The International Air Travel Association (IATA) has estimated that the financial impact of the coronavirus (Covid-19) on the passenger business of airlines would be somewhere between $63 billion and $113 billion. Earlier, when the virus was still confined to China, IATA’s revenue impact estimate was significantly lower, at $29.3 billion. Industry players fear that the impact of this Black Swan event on the industry will be similar to that of the global financial crisis of 2008.

“Airline share prices have fallen nearly 25% since the outbreak began, some 21 percentage points greater than the decline that occurred at a similar point during the SARS (Severe Acute Respiratory Syndrome) crisis of 2003,” IATA said on Thursday.

Assuming a decrease in passenger numbers in all the markets, which have at least 10 confirmed Covid-19 positive cases as of March 2, the IATA estimated a 19% loss in worldwide passenger revenues, aggregating to around $113 billion. “Financially, this would be on a scale equivalent to what the industry experienced during the global financial crisis,” IATA said. Markets, including China, Japan, Australia, Malaysia, Singapore, Thailand and Vietnam, are expected to see a 23% decrease in passenger numbers, resulting in a revenue loss of close to $50 billion. In the rest of the Asia-Pacific region, the estimated revenue loss would be around $7.6 billion.

Tourist hot spots in Europe, including France, Italy, Switzerland and the UK, are expected to see a 24% decrease in passenger numbers, resulting in a $37.3-billion impact on revenues. Meanwhile, West Asian countries, including Kuwait, the UAE and Iran, are likely to see a 23% fall in numbers, resulting in a near $5-billion revenue loss. Canada and the US are staring at a passenger revenue loss of around $21.1 billion resulting from a 10% decrease in passenger numbers.

Earlier this week, German airline Lufthansa said it would cut capacity by grounding 150 planes amid slowing travel demand. In February, Singapore Airlines also slashed over 670 flights across its global network. Cathay Pacific last month reportedly asked its employees to take voluntary unpaid leave to help the airline preserve cash. “Many airlines are cutting capacity and taking emergency measures to reduce costs. Governments must take note. Airlines are doing their best to stay afloat as they perform the vital task of linking the world’s economies. As governments look to stimulus measures, the airline industry will need consideration for relief on taxes, charges and slot allocation. These are extraordinary times,” said Alexandre de Juniac, director general and CEO, IATA.

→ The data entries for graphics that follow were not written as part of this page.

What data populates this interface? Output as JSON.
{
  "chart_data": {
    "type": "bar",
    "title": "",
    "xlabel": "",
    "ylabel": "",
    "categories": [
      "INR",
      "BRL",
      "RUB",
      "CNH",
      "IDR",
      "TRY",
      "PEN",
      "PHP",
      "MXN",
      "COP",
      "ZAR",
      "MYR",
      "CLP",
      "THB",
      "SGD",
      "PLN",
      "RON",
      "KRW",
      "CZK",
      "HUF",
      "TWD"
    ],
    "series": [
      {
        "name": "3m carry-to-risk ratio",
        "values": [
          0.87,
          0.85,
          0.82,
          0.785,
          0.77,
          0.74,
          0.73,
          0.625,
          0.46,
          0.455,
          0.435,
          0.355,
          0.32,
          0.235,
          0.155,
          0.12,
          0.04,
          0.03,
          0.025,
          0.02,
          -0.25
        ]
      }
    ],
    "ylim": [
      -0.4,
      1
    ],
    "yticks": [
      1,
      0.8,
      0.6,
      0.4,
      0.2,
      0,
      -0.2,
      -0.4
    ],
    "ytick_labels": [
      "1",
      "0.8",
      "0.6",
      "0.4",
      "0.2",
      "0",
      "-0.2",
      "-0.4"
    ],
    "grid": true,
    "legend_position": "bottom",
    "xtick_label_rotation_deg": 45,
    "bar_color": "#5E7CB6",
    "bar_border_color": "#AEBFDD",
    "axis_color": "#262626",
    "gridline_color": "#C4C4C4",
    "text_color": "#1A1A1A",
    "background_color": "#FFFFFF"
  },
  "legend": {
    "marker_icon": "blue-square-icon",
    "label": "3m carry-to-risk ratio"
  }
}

Global air travel demand (measured in revenue passengers kilometres) in January grew 2.4%, which is the slowest monthly growth since April 2010, IATA said, adding that the January data was just the tip of the iceberg in terms of traffic impact. Airlines in the Asia-Pacific region, which account for 34.7% of the global share, saw only a marginal 0.4% increase in air travel demand in January. Meanwhile, air travel demand of European airlines, which account for around 27% of global airlines, grew 1.6% in January, the IATA data showed. Analysts expect February and March data to show a more severe impact.

IATA’s more conservative estimate, which assumes the spread of the virus is limited and that the worst-affected geographies will experience a recovery, pegs the revenue loss at $63 billion. At the same time, as a result of a significant fall in oil prices, fuel bills of airlines are expected to come down by $28 billion globally. The reduced fuel costs “would provide some relief but would not significantly cushion the devastating impact that Covid-19 is having on demand”, the IATA said. IATA’s estimates currently do not include cargo revenues.